Yesterday Mom and I decided to attend Yulefest, the annual Christmas festival at the Nordic Heritage Museum in Ballard. Neither of us had actually been to the museum before, and clearly we need to go back when the aisles and exhibits aren't crammed with vendors and musicians and sugared-up children...but it was a fun couple hours.
The vendors offered up an interesting, peculiar mix of objects: there were mugs and flags and imported licorice, but also Fimo clay jewelry and pashmina shawls in sealed plastic bags, labeled by someone with a tenuous grasp on English. Of course there were also more Nordic sweaters than you could shake a stick at; you couldn't turn around without getting hung up on somebody's silver buckles. I was honestly more curious about the food. I did not see any lutefisk on offer, though I suspect that it brings a unique array of liability issues with it.
But there were pastries: a whole table spread with cookies and little cakes and, to my delight, lefse. (I'm also delighted that both lutefisk and lefse appear in Wikipedia, hee hee...but since I had to explain the latter to my personal trainer this morning--a confession, if you will--I'll do so here as well.) Lefse is a Scandinavian flatbread, basically a tortilla made with potatoes. There are savory versions, served with ham or summer sausage in them...but we always had it sweet, growing up: spread with butter and sprinkled with cinnamon and sugar, rolled into a narrow cone. They had both kinds on offer at the Yulefest booth, a dollar apiece; outrageous, but I nonetheless paid up and eagerly took a bite.
Margarine. Instead of butter, it was spread with margarine.

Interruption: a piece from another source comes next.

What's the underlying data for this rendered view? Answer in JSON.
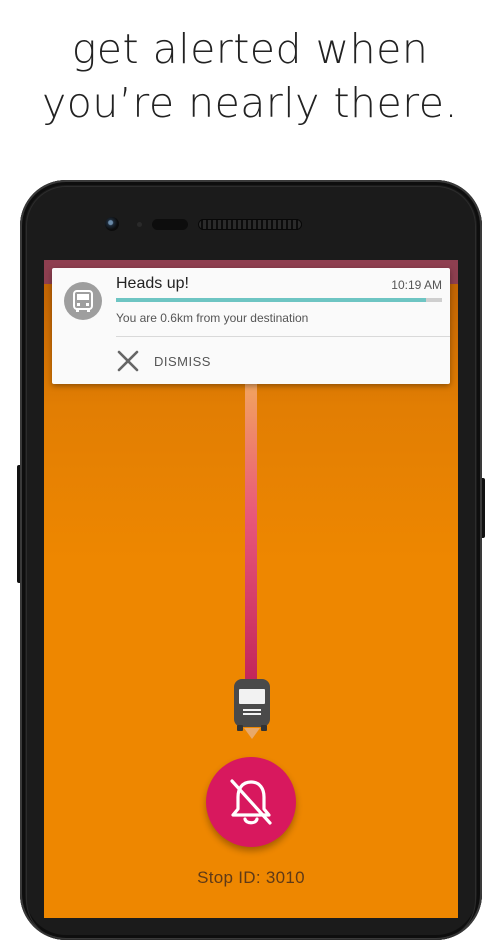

Which was revolting, and yet made me well up a little, because that was how we had it when I was little. We were cheap, and butter in the 70s was somehow ostentatious and bad for you both, like a rare steak. So my Grammy would spread slices of lefse with Nucoa brand margarine, a soft stick of which was always present in her bright-yellow Melmac butter dish, and that was the flavor of my heritage when I was six or eight or twelve years old. Manna from heaven.

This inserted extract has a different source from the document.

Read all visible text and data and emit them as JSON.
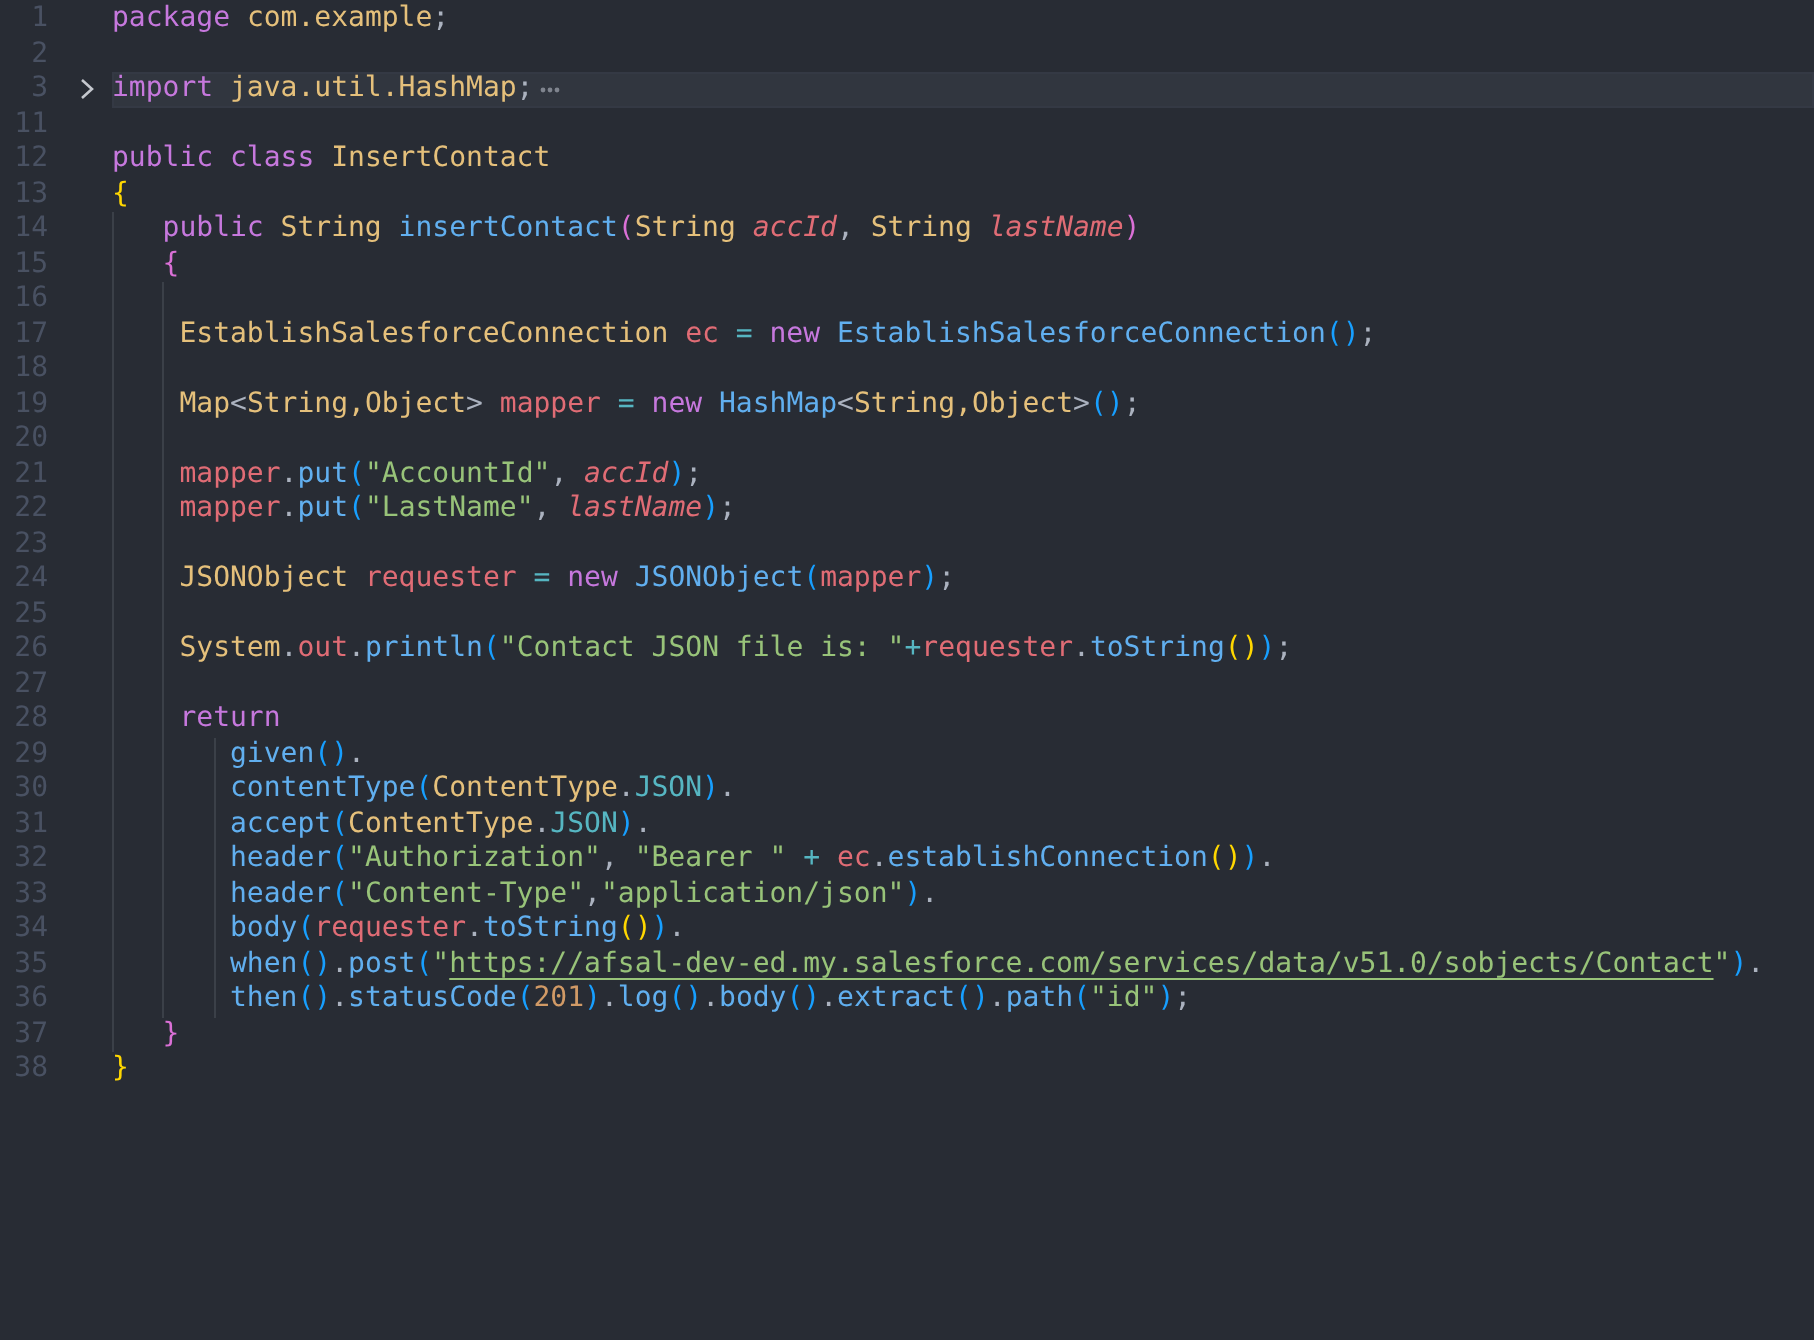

I remember margarine-ing and rolling up dozens and dozens of little lefse tubes with Grammy one night, for a presentation on My Family History in seventh-grade social studies the next day. Did she come to school with me that morning? I want to say yes, but she would still have been pre-retirement, so maybe no. I brought family photos, and my great-grandmother Dina's apron with its handmade lace insets. Even at 13, my waist was too wide to fit...though it occurs to me now that poor Dina might have been crammed into a corset. I rambled on for some appropriate interval and then plied Mrs. Taylor's first period with sugared vegetable shortening on white bread, basically. I was a big hit.

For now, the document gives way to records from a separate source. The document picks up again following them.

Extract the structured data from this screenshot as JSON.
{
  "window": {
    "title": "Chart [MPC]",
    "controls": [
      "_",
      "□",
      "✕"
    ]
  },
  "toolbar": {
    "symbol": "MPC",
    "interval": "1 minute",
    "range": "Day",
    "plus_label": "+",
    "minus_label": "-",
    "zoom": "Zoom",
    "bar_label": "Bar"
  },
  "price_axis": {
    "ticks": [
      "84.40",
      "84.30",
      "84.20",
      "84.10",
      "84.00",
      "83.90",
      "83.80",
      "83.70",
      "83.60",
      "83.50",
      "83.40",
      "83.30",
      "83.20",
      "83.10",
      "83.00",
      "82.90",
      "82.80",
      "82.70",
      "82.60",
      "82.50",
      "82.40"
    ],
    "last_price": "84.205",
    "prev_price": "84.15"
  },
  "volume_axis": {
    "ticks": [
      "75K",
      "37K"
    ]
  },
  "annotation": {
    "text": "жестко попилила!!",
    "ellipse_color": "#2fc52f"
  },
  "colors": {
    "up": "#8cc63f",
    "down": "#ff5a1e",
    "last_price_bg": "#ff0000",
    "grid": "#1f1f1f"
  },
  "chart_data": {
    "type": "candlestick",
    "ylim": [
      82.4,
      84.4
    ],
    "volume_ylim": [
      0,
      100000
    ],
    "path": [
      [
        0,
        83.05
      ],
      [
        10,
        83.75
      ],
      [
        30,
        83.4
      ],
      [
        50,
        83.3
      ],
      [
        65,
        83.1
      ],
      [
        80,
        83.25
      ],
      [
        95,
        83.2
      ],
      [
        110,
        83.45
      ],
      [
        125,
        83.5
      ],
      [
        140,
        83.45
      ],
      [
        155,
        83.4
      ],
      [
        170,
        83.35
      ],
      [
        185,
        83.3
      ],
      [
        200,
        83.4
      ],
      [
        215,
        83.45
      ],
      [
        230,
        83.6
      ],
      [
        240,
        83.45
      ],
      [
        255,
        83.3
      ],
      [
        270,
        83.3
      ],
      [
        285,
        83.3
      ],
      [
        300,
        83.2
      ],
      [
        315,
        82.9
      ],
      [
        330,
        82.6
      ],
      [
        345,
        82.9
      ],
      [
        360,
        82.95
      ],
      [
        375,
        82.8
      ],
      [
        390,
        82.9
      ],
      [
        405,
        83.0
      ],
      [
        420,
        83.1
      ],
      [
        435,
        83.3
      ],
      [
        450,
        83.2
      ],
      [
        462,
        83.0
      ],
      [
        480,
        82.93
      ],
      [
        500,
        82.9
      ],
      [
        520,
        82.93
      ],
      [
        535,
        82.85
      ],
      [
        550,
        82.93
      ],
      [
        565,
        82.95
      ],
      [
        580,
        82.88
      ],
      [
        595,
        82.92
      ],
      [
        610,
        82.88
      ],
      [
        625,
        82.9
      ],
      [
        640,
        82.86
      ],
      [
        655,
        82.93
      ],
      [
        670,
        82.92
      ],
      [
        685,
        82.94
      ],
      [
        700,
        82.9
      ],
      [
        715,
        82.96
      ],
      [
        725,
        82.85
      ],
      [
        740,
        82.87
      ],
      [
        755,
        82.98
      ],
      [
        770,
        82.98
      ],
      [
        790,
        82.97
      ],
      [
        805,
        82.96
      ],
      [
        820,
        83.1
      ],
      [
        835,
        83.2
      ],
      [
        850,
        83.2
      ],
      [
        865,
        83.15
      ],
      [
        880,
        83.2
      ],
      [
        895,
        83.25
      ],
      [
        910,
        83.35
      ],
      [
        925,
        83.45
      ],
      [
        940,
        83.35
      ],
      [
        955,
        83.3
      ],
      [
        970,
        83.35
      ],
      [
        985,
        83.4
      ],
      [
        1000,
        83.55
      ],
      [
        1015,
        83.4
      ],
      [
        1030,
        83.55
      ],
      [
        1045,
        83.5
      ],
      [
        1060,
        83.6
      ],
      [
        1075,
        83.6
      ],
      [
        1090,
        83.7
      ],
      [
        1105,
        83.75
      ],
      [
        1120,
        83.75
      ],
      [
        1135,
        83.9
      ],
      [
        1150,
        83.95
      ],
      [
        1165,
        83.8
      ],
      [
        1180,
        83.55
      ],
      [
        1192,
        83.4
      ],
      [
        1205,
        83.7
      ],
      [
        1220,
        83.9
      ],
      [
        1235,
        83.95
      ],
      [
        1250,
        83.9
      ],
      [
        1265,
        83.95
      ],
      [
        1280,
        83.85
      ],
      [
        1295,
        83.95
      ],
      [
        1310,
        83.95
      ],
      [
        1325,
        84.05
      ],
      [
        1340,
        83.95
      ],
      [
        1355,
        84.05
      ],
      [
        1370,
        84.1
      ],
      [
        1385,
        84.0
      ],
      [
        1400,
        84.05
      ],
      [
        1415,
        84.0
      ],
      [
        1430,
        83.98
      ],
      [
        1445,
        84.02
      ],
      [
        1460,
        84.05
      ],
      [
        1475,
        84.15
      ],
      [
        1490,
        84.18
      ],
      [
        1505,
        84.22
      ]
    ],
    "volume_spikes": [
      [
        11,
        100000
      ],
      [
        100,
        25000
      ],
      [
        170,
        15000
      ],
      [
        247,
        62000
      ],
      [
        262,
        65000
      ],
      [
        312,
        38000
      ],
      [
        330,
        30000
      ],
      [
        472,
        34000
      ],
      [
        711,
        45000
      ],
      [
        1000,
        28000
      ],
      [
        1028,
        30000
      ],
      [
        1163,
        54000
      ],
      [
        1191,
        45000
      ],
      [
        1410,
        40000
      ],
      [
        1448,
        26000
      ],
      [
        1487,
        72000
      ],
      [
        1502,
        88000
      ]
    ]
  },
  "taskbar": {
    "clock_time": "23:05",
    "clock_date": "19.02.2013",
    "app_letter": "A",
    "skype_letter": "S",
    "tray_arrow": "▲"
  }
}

So that rolled lefse tasted ambrosial to me, as Mom and I wandered through the rest of the museum. The building--a former elementary school from the early 1900s--has a tricky and peculiar layout, and at one point we found ourselves peering through an open door into the kitchen. I deeply regretted not bringing a camera, at that moment, because here we discovered the crack lefse assembly line: four snowy-haired Scandinavians at a long table--three ladies, one gent--carefully buttering and sprinkling and rolling a truly enormous quantity of lefse, on down the row. The Costco-sized yellow tub of Gold-n-Soft margarine stood before them at the ready. God bless us, every one, ya sure you betcha.